To follow his term with Chef Ala, Pascal ventured to Chicago’s River North area, where he worked alongside Kiki’s Bistro owner, Georges Cuisance, “a Frenchman not unlike those who came to America in the ‘70’s around Maxim’s time.” Within three-and-a-half years, the pairs’ pursuits resulted in a peak in business and prospective plans to buy the twenty-three year old French favorite from its proprietor. But like the branching-off of roads as they twist through hilly, forested terrain, leaving one to wonder where he is standing, so an unexpected disappointment in the plan would result in finding a newer path.
Said Pascal: “Things didn’t turn out that way, in the end, and I decided to make it on my own. I never turned back.”

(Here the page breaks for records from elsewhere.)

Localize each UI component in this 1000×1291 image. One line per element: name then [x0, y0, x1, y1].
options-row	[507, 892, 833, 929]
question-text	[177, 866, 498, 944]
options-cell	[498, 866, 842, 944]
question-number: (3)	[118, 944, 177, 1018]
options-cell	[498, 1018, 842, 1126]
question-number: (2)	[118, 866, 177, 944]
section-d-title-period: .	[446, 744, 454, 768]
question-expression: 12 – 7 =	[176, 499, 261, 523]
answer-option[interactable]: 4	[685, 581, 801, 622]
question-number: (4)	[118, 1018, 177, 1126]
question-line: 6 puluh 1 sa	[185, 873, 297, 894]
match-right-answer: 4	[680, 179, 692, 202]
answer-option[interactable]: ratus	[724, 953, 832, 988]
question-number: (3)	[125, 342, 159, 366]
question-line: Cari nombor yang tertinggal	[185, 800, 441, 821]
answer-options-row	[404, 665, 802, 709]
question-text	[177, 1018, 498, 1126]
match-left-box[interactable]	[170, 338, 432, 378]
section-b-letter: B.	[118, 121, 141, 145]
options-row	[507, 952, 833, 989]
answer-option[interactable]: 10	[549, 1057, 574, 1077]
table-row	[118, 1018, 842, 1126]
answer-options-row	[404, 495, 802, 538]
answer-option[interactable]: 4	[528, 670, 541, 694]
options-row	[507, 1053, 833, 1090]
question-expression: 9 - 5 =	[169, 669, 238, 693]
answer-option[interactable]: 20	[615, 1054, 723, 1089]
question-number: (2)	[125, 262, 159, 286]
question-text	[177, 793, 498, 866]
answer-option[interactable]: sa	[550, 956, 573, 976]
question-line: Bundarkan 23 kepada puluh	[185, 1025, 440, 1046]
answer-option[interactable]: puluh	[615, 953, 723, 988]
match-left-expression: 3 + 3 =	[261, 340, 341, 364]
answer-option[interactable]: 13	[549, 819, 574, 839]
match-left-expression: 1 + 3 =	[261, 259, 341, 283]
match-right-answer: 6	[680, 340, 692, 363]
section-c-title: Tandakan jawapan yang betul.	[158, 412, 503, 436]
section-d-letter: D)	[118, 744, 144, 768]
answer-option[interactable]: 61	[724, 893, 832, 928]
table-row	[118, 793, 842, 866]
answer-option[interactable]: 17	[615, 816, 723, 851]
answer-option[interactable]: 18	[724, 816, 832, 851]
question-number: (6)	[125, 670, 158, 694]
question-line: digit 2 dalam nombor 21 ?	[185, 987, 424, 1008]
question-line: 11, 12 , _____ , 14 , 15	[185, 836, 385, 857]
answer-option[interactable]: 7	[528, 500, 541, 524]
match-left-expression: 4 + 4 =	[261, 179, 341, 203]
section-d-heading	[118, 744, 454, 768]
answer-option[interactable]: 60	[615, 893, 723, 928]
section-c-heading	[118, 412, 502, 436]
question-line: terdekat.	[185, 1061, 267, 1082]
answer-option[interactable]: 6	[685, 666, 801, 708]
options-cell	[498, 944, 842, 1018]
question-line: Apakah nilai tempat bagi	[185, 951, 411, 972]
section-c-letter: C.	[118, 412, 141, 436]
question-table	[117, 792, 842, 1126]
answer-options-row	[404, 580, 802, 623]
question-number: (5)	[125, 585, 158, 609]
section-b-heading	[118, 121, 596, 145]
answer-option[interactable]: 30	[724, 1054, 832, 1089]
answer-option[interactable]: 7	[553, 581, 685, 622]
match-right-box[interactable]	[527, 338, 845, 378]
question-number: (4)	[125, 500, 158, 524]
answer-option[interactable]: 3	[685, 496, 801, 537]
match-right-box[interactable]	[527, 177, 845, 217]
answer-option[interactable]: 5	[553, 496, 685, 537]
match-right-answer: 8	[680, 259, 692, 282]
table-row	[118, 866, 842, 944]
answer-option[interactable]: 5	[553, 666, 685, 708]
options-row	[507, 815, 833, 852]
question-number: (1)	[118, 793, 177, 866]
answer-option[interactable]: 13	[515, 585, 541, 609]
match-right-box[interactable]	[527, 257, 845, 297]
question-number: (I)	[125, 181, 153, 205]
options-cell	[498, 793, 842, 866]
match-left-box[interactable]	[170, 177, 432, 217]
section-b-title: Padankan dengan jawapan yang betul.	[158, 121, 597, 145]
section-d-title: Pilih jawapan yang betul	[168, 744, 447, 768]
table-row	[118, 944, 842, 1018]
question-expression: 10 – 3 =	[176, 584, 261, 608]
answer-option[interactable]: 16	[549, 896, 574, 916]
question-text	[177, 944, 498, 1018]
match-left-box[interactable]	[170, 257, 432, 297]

From there, the enterprising young Frenchman cast a decisive glance northward, eventually discovering a vacant storefront on Church Street in suburban Evanston. Its suitably boutique vibe jibed with his sense of casual, urban class. Feeling a good fit, he began to quickly contact each party concerned with leasing security, city permits, and licensing, and opened Bistro Bordeaux’s doors forty-five days later. Here, he continues to lure the public away from its collegiate concerns, shopping lists, and family matters, all while providing for a family of his own. A true success story, Mr. Berthoumieux’s Bistro Bordeaux is a testimony to his stalwart refusal to turn back and assess the path that led him from Paris, France, to Evanston, Illinois, but instead to rely on the influences that carried him from there to here.